Court of Justice: The five judges whose mandate expires in October 2006 are: Jiri Malenovsky (Czech République), Georges Arestis (Cyprus), Egils Levits (Latvia), Pranas Küris (Lithuania) and Anthony Borg Barthet (Malta).

The five other judges whose mandate expires at the Court in October 2009 are: Uno Lohmus (Estonia), Endre Juhasz (Hungary), Jerzy Makarczyk (Poland), Jan Klucka (Slovakia) and Marco Ilesic (Slovenia)

Court of First Instance: The five judges whose mandate expires on 31 August 2004 are: Küllike Jürimae (Estonia), Savvas Papasavvas (Cyprus), Otto Czucz (Hungary), Irena Wiszniewska-Bialecka (Poland) and Daniel Svaby (Slovakia).

The five other judges who will see their mandate expire on 31 August 2007, are: Irena Pelikanova (Czech Republic), Ingrida Labucka (Latvia), Vilenas Vadapalas (Lithuania), Ena Cremona (Malta) and the Slovene judge who has not yet been chosen by his government.

The selection procedure granted very short mandates to the two Cypriots and none for the Slovenians who will remain respectively at the Court of Justice and Court of First Instance until 2009 and 2007.

According to observers, the judges selected for a short mandate are not necessarily the "losers". Their appointment is political and the political context in which they are chosen stands a good chance of being extended in the near future rather than in the distant future.
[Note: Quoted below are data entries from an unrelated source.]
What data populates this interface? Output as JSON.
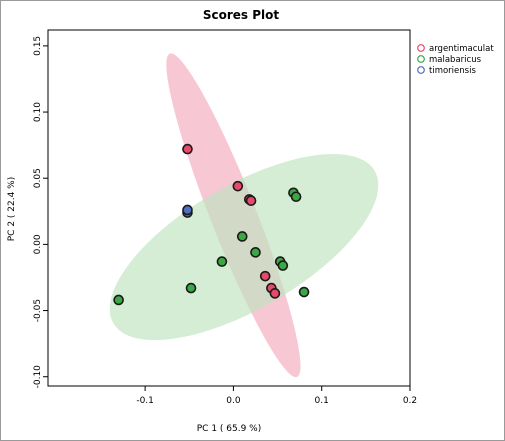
{
  "chart_data": {
    "type": "scatter",
    "title": "Scores Plot",
    "xlabel": "PC 1 ( 65.9 %)",
    "ylabel": "PC 2 ( 22.4 %)",
    "xlim": [
      -0.21,
      0.2
    ],
    "ylim": [
      -0.107,
      0.162
    ],
    "xticks": [
      -0.1,
      0.0,
      0.1,
      0.2
    ],
    "xtick_labels": [
      "-0.1",
      "0.0",
      "0.1",
      "0.2"
    ],
    "yticks": [
      -0.1,
      -0.05,
      0.0,
      0.05,
      0.1,
      0.15
    ],
    "ytick_labels": [
      "-0.10",
      "-0.05",
      "0.00",
      "0.05",
      "0.10",
      "0.15"
    ],
    "legend_position": "top-right",
    "grid": false,
    "series": [
      {
        "name": "argentimaculat",
        "color": "#e8496a",
        "ellipse_color": "#f2a9bd",
        "points": [
          {
            "x": -0.052,
            "y": 0.072
          },
          {
            "x": 0.005,
            "y": 0.044
          },
          {
            "x": 0.018,
            "y": 0.034
          },
          {
            "x": 0.02,
            "y": 0.033
          },
          {
            "x": 0.036,
            "y": -0.024
          },
          {
            "x": 0.043,
            "y": -0.033
          },
          {
            "x": 0.047,
            "y": -0.037
          }
        ],
        "ellipse": {
          "center": [
            0.0,
            0.022
          ],
          "angle_deg": -59,
          "rx": 0.142,
          "ry": 0.024
        }
      },
      {
        "name": "malabaricus",
        "color": "#3aa845",
        "ellipse_color": "#bfe3bf",
        "points": [
          {
            "x": -0.13,
            "y": -0.042
          },
          {
            "x": -0.048,
            "y": -0.033
          },
          {
            "x": -0.013,
            "y": -0.013
          },
          {
            "x": 0.01,
            "y": 0.006
          },
          {
            "x": 0.025,
            "y": -0.006
          },
          {
            "x": 0.053,
            "y": -0.013
          },
          {
            "x": 0.056,
            "y": -0.016
          },
          {
            "x": 0.068,
            "y": 0.039
          },
          {
            "x": 0.071,
            "y": 0.036
          },
          {
            "x": 0.08,
            "y": -0.036
          }
        ],
        "ellipse": {
          "center": [
            0.012,
            -0.002
          ],
          "angle_deg": 19,
          "rx": 0.16,
          "ry": 0.05
        }
      },
      {
        "name": "timoriensis",
        "color": "#4f6fc0",
        "ellipse_color": "#c3ccee",
        "points": [
          {
            "x": -0.052,
            "y": 0.024
          },
          {
            "x": -0.052,
            "y": 0.026
          }
        ],
        "ellipse": null
      }
    ]
  }
}
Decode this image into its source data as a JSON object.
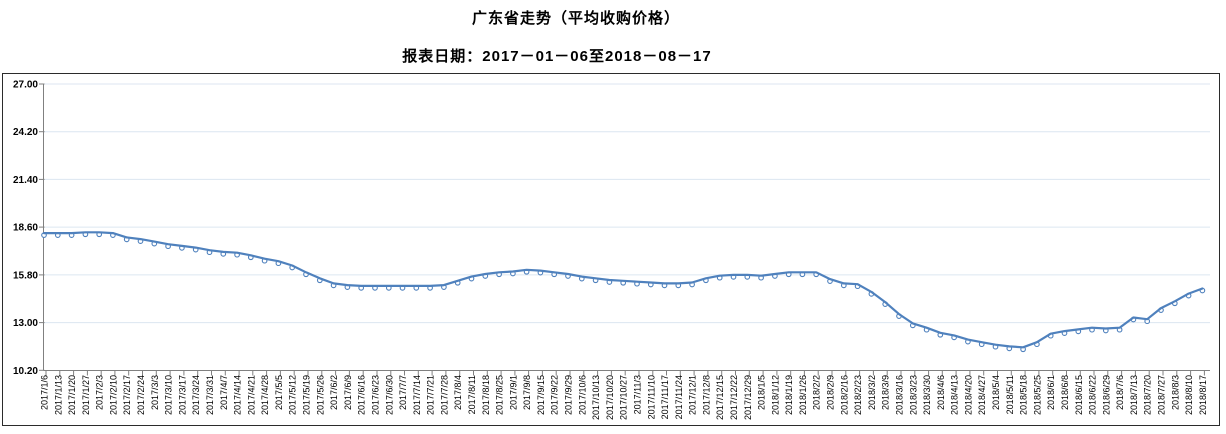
{
  "chart_data": {
    "type": "line",
    "title": "广东省走势（平均收购价格）",
    "subtitle": "报表日期：2017－01－06至2018－08－17",
    "legend": "none",
    "grid": "horizontal",
    "marker": "hollow-circle",
    "colors": {
      "series": "#4f81bd",
      "marker_fill": "#ffffff",
      "gridline": "#dce6f1",
      "axis": "#808080",
      "frame": "#2b2b2b",
      "text": "#000000"
    },
    "ylim": [
      10.2,
      27.0
    ],
    "yticks": [
      10.2,
      13.0,
      15.8,
      18.6,
      21.4,
      24.2,
      27.0
    ],
    "xlabel": "",
    "ylabel": "",
    "x": [
      "2017/1/6",
      "2017/1/13",
      "2017/1/20",
      "2017/1/27",
      "2017/2/3",
      "2017/2/10",
      "2017/2/17",
      "2017/2/24",
      "2017/3/3",
      "2017/3/10",
      "2017/3/17",
      "2017/3/24",
      "2017/3/31",
      "2017/4/7",
      "2017/4/14",
      "2017/4/21",
      "2017/4/28",
      "2017/5/5",
      "2017/5/12",
      "2017/5/19",
      "2017/5/26",
      "2017/6/2",
      "2017/6/9",
      "2017/6/16",
      "2017/6/23",
      "2017/6/30",
      "2017/7/7",
      "2017/7/14",
      "2017/7/21",
      "2017/7/28",
      "2017/8/4",
      "2017/8/11",
      "2017/8/18",
      "2017/8/25",
      "2017/9/1",
      "2017/9/8",
      "2017/9/15",
      "2017/9/22",
      "2017/9/29",
      "2017/10/6",
      "2017/10/13",
      "2017/10/20",
      "2017/10/27",
      "2017/11/3",
      "2017/11/10",
      "2017/11/17",
      "2017/11/24",
      "2017/12/1",
      "2017/12/8",
      "2017/12/15",
      "2017/12/22",
      "2017/12/29",
      "2018/1/5",
      "2018/1/12",
      "2018/1/19",
      "2018/1/26",
      "2018/2/2",
      "2018/2/9",
      "2018/2/16",
      "2018/2/23",
      "2018/3/2",
      "2018/3/9",
      "2018/3/16",
      "2018/3/23",
      "2018/3/30",
      "2018/4/6",
      "2018/4/13",
      "2018/4/20",
      "2018/4/27",
      "2018/5/4",
      "2018/5/11",
      "2018/5/18",
      "2018/5/25",
      "2018/6/1",
      "2018/6/8",
      "2018/6/15",
      "2018/6/22",
      "2018/6/29",
      "2018/7/6",
      "2018/7/13",
      "2018/7/20",
      "2018/7/27",
      "2018/8/3",
      "2018/8/10",
      "2018/8/17"
    ],
    "values": [
      18.25,
      18.25,
      18.25,
      18.3,
      18.3,
      18.25,
      18.0,
      17.9,
      17.75,
      17.6,
      17.5,
      17.4,
      17.25,
      17.15,
      17.1,
      16.95,
      16.75,
      16.6,
      16.35,
      15.95,
      15.6,
      15.3,
      15.2,
      15.15,
      15.15,
      15.15,
      15.15,
      15.15,
      15.15,
      15.2,
      15.45,
      15.7,
      15.85,
      15.95,
      16.0,
      16.1,
      16.05,
      15.95,
      15.85,
      15.7,
      15.6,
      15.5,
      15.45,
      15.4,
      15.35,
      15.3,
      15.3,
      15.35,
      15.6,
      15.75,
      15.8,
      15.8,
      15.75,
      15.85,
      15.95,
      15.95,
      15.95,
      15.55,
      15.3,
      15.25,
      14.8,
      14.2,
      13.5,
      12.95,
      12.7,
      12.4,
      12.25,
      12.0,
      11.85,
      11.7,
      11.6,
      11.55,
      11.85,
      12.35,
      12.5,
      12.6,
      12.7,
      12.65,
      12.7,
      13.3,
      13.2,
      13.85,
      14.25,
      14.7,
      15.0
    ]
  }
}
In this perspective, in 2004 at the Court of Justice and in 2007 at the Court of First Instance the guarantee of seeing their mandate renewed for a second time for a period of six years.

Political appointments

The treaty mentions the appointment by common agreement of the Member States. Experts point out that the choice of a judge at the Court by a Member State has always been, since the creation of the Court fifty years ago, a political choice. Germany, for example, at least, until recently, alternated magistrates according to their belonging to one or other of the two main German political parties, CDU-CSU and the SPD.

Experts also point out that the practice consists in agreeing to the political choice that other Member States give to each Member State and the certainty that its own choice will not be opposed. This practice is consistent: no Member State has ever criticised it. On this basis, these same experts expect that the twenty new judges, who have already been in place in Luxembourg in recognition, will be appointed on 1 May in order to be able to begin work on 11 and 12 may.

Although the choice is political, the over-riding selection procedures for judges are not. Some, however, consider that they lack coherence: Article 223 of the EC Treaty says that judges are chosen from persons who can guarantee total independence and who, in their respective countries, unite high legal functions or who are working in a juriconsult environment whose competencies are well-known. The draft European constitution wants judges to go through a consultation committee consisting of judges and legal experts (one of whom would be selected by the European Parliament) before they are chosen by their governments.